Was ist HypnoBirthing?

HypnoBirthing ist vor allem eine Philosophie, also eine Grundeinstellung, die im Kern besagt, dass eine Geburt ein natürlicher Vorgang ist, und dass der Körper der werdenden Mutter und des Kindes instinktiv wissen, wie die Geburt auf sanfte und natürliche Weise geschieht. Im Kontrast zu dem Bild, das die meisten Menschen von Geburt haben, und das von traditionellen Medizinern und Medien aufrechterhalten wird, muss nach der Philosophie des HypnoBirthing eine Geburt weder stressig noch anstrengend noch schmerzhaft sein, wenn die Gebärende und ihr Geburtsgefährte (in der Regel der Vater des Kindes, es kann aber auch z.B. eine Freundin oder Verwandte sein) auf den natürlichen Ablauf der Geburt vertraut.

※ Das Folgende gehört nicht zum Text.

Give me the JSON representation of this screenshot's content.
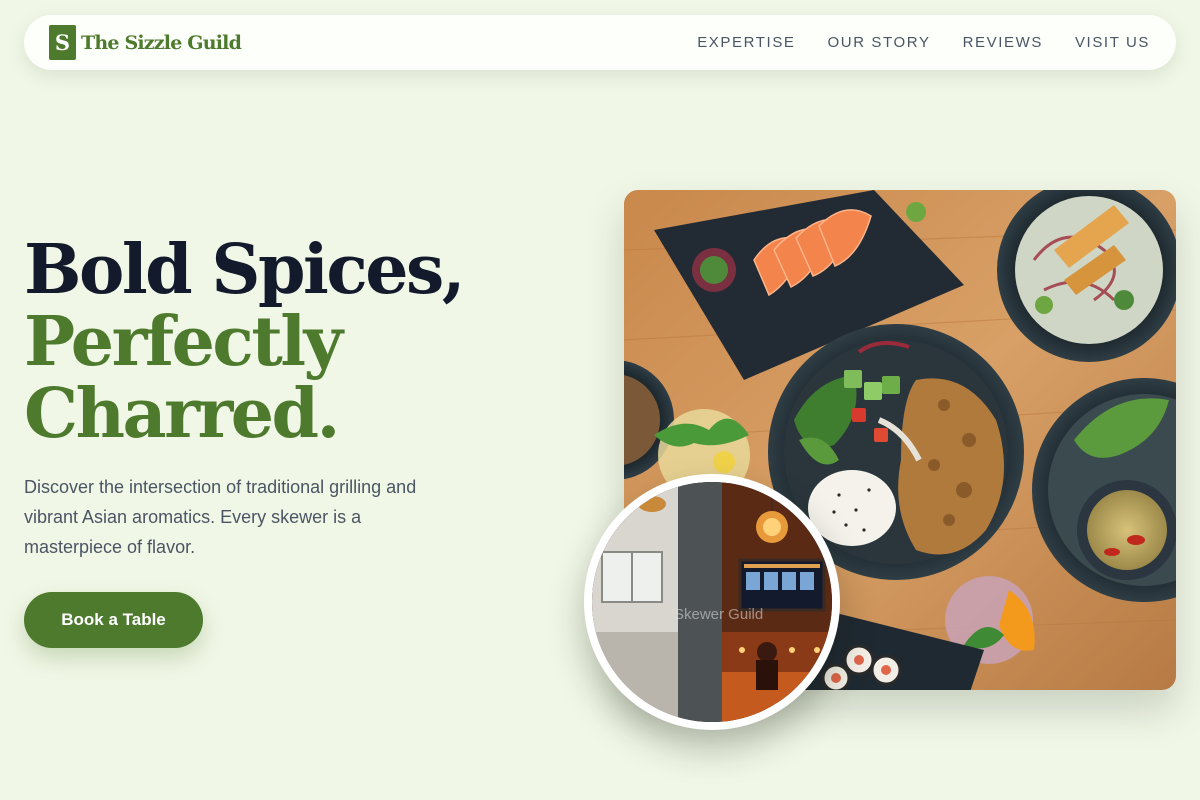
{
  "nav": {
    "logo_letter": "S",
    "brand": "The Sizzle Guild",
    "links": [
      "EXPERTISE",
      "OUR STORY",
      "REVIEWS",
      "VISIT US"
    ]
  },
  "hero": {
    "title_line1": "Bold Spices,",
    "title_line2": "Perfectly",
    "title_line3": "Charred.",
    "description": "Discover the intersection of traditional grilling and vibrant Asian aromatics. Every skewer is a masterpiece of flavor.",
    "cta_label": "Book a Table"
  },
  "images": {
    "interior_alt_fragment": "Skewer Guild"
  },
  "colors": {
    "page_background": "#f1f7e7",
    "brand_green": "#4e7a2e",
    "heading_dark": "#121a2c",
    "body_text": "#4b5563",
    "nav_background": "#fcfffa"
  }
}
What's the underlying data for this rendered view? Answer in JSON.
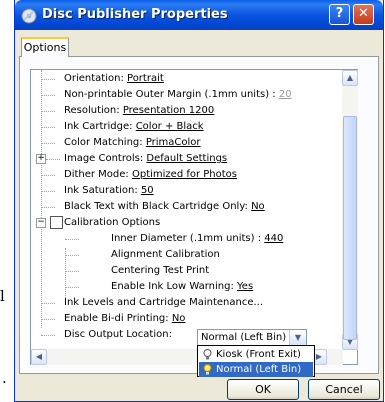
{
  "window": {
    "title": "Disc Publisher Properties",
    "help_label": "?",
    "close_label": "✕"
  },
  "tabs": [
    "Options"
  ],
  "tree": {
    "orientation": {
      "label": "Orientation: ",
      "value": "Portrait"
    },
    "margin": {
      "label": "Non-printable Outer Margin (.1mm units) : ",
      "value": "20"
    },
    "resolution": {
      "label": "Resolution: ",
      "value": "Presentation 1200"
    },
    "ink_cartridge": {
      "label": "Ink Cartridge: ",
      "value": "Color + Black"
    },
    "color_matching": {
      "label": "Color Matching: ",
      "value": "PrimaColor"
    },
    "image_controls": {
      "label": "Image Controls: ",
      "value": "Default Settings"
    },
    "dither_mode": {
      "label": "Dither Mode: ",
      "value": "Optimized for Photos"
    },
    "ink_saturation": {
      "label": "Ink Saturation: ",
      "value": "50"
    },
    "black_text": {
      "label": "Black Text with Black Cartridge Only: ",
      "value": "No"
    },
    "calibration": {
      "label": "Calibration Options",
      "inner_diameter": {
        "label": "Inner Diameter (.1mm units) : ",
        "value": "440"
      },
      "alignment": "Alignment Calibration",
      "centering": "Centering Test Print",
      "low_warning": {
        "label": "Enable Ink Low Warning: ",
        "value": "Yes"
      }
    },
    "ink_levels": "Ink Levels and Cartridge Maintenance...",
    "bidi": {
      "label": "Enable Bi-di Printing: ",
      "value": "No"
    },
    "disc_output": {
      "label": "Disc Output Location:",
      "value": "Normal (Left Bin)"
    }
  },
  "dropdown_options": [
    "Kiosk (Front Exit)",
    "Normal (Left Bin)"
  ],
  "buttons": {
    "ok": "OK",
    "cancel": "Cancel"
  },
  "stray_text": [
    "l",
    "."
  ]
}
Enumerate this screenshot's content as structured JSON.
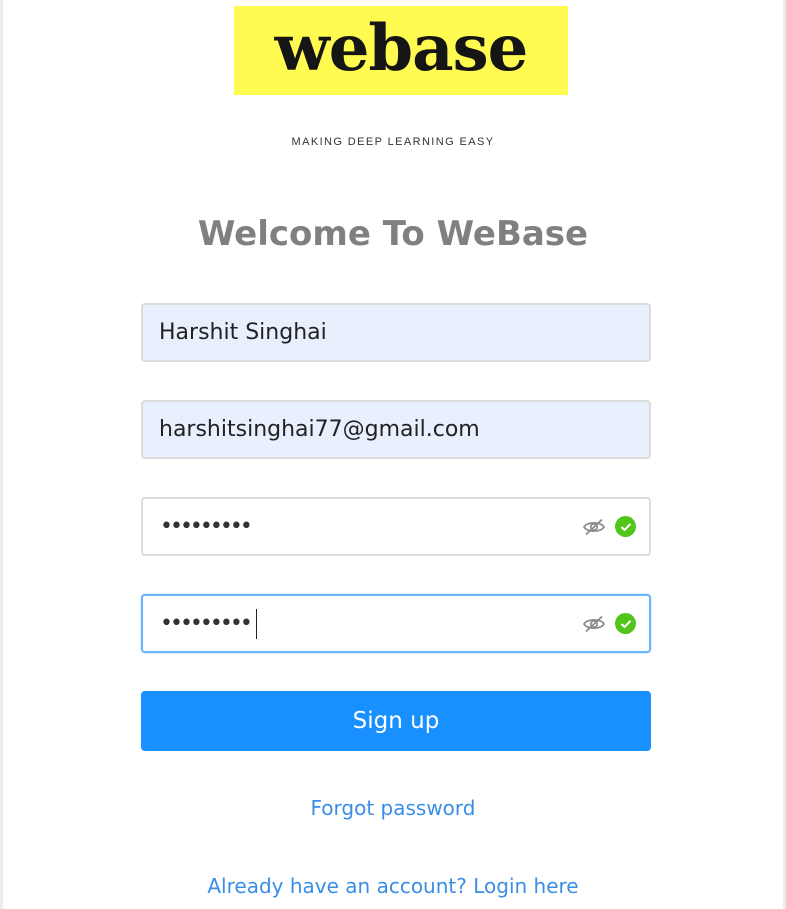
{
  "logo": {
    "text": "webase",
    "background": "#fffb50"
  },
  "tagline": "MAKING DEEP LEARNING EASY",
  "title": "Welcome To WeBase",
  "form": {
    "name": {
      "value": "Harshit Singhai"
    },
    "email": {
      "value": "harshitsinghai77@gmail.com"
    },
    "password": {
      "mask": "•••••••••",
      "visibility_icon": "eye-hidden-icon",
      "status_icon": "check-circle-icon"
    },
    "confirm_password": {
      "mask": "•••••••••",
      "visibility_icon": "eye-hidden-icon",
      "status_icon": "check-circle-icon"
    },
    "submit_label": "Sign up"
  },
  "links": {
    "forgot_password": "Forgot password",
    "login": "Already have an account? Login here"
  },
  "colors": {
    "primary": "#1890ff",
    "link": "#3a8ee6",
    "success": "#52c41a",
    "title": "#808080",
    "autofill": "#e8f0fe"
  }
}
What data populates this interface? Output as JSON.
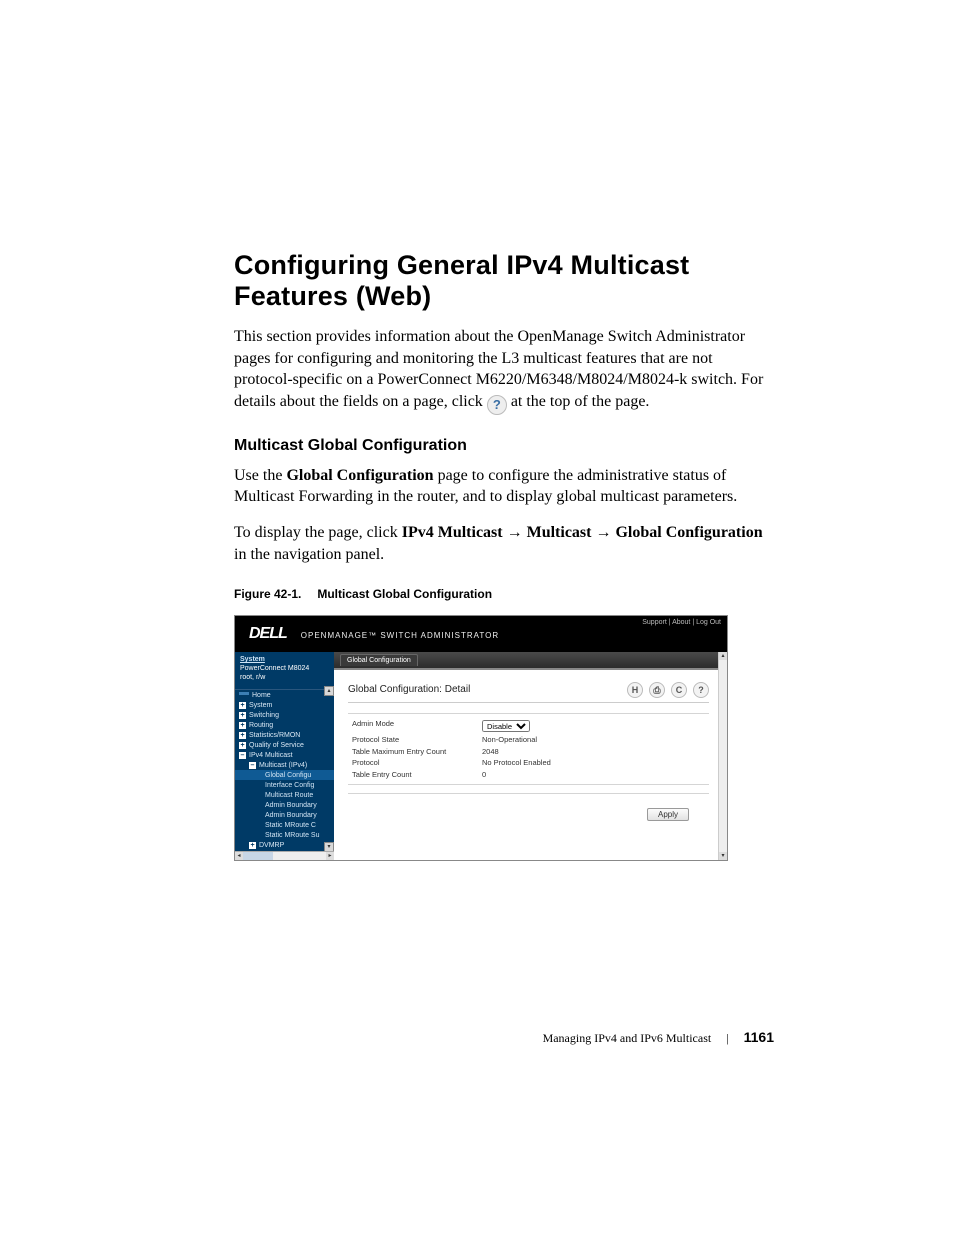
{
  "title": "Configuring General IPv4 Multicast Features (Web)",
  "intro_part1": "This section provides information about the OpenManage Switch Administrator pages for configuring and monitoring the L3 multicast features that are not protocol-specific on a PowerConnect M6220/M6348/M8024/M8024-k switch. For details about the fields on a page, click ",
  "intro_part2": " at the top of the page.",
  "help_glyph": "?",
  "subheading": "Multicast Global Configuration",
  "para2a": "Use the ",
  "para2b": "Global Configuration",
  "para2c": " page to configure the administrative status of Multicast Forwarding in the router, and to display global multicast parameters.",
  "para3a": "To display the page, click ",
  "para3b": "IPv4 Multicast",
  "para3c": "Multicast",
  "para3d": "Global Configuration",
  "para3e": " in the navigation panel.",
  "arrow": " → ",
  "figcap_num": "Figure 42-1.",
  "figcap_title": "Multicast Global Configuration",
  "shot": {
    "toplinks": "Support  |  About  |  Log Out",
    "logo": "DELL",
    "appname": "OPENMANAGE™  SWITCH  ADMINISTRATOR",
    "sidebar": {
      "system": "System",
      "device": "PowerConnect M8024",
      "user": "root, r/w",
      "items": [
        "Home",
        "System",
        "Switching",
        "Routing",
        "Statistics/RMON",
        "Quality of Service",
        "IPv4 Multicast"
      ],
      "sub1": "Multicast (IPv4)",
      "sub2": [
        "Global Configu",
        "Interface Config",
        "Multicast Route",
        "Admin Boundary",
        "Admin Boundary",
        "Static MRoute C",
        "Static MRoute Su"
      ],
      "sub3": "DVMRP"
    },
    "tab": "Global Configuration",
    "panel_title": "Global Configuration: Detail",
    "icons": {
      "save": "H",
      "print": "⎙",
      "refresh": "C",
      "help": "?"
    },
    "rows": [
      {
        "label": "Admin Mode",
        "value": "Disable",
        "type": "select"
      },
      {
        "label": "Protocol State",
        "value": "Non-Operational",
        "type": "text"
      },
      {
        "label": "Table Maximum Entry Count",
        "value": "2048",
        "type": "text"
      },
      {
        "label": "Protocol",
        "value": "No Protocol Enabled",
        "type": "text"
      },
      {
        "label": "Table Entry Count",
        "value": "0",
        "type": "text"
      }
    ],
    "apply": "Apply"
  },
  "footer": {
    "chapter": "Managing IPv4 and IPv6 Multicast",
    "page": "1161"
  }
}
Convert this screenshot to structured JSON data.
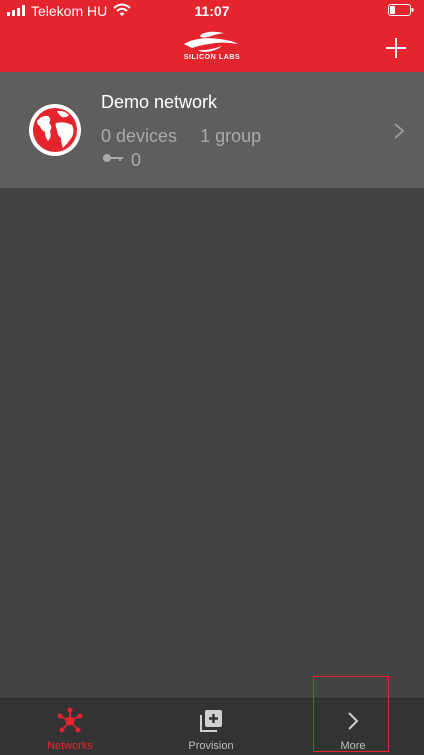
{
  "status_bar": {
    "carrier": "Telekom HU",
    "time": "11:07"
  },
  "header": {
    "logo_text": "SILICON LABS"
  },
  "networks": [
    {
      "name": "Demo network",
      "devices": "0 devices",
      "groups": "1 group",
      "keys": "0"
    }
  ],
  "tabs": [
    {
      "label": "Networks",
      "icon": "network-icon",
      "active": true
    },
    {
      "label": "Provision",
      "icon": "provision-icon",
      "active": false
    },
    {
      "label": "More",
      "icon": "chevron-right-icon",
      "active": false
    }
  ],
  "colors": {
    "accent": "#e5252e",
    "background": "#434343",
    "row": "#5e5e5e",
    "tabbar": "#333333"
  }
}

Eine Geburt muss nicht schmerzhaft sein!

Zu diesem Zweck werden im HypnoBirthing einfache und leicht erlernbare Selbsthypnosetechniken vermittelt, die während der Schwangerschaft täglich geübt werden, und die es der werdenden Mutter erlauben, den Geburtsvorgang in einem entspannten und allmählich immer tiefer werdenden Entspannungs- und Versenkungszustand (d.h. in Trance) zu erleben.

Das Konzept der natürlichen Geburt ist nicht neu, sondern vielmehr uralt – seit Jahrtausenden haben Frauen auf natürliche Weise Kinder zur Welt gebracht. Die werdende Mutter überlässt sich dabei dem natürlichen Prozess und überlässt dem Kind, wann es geboren werden will.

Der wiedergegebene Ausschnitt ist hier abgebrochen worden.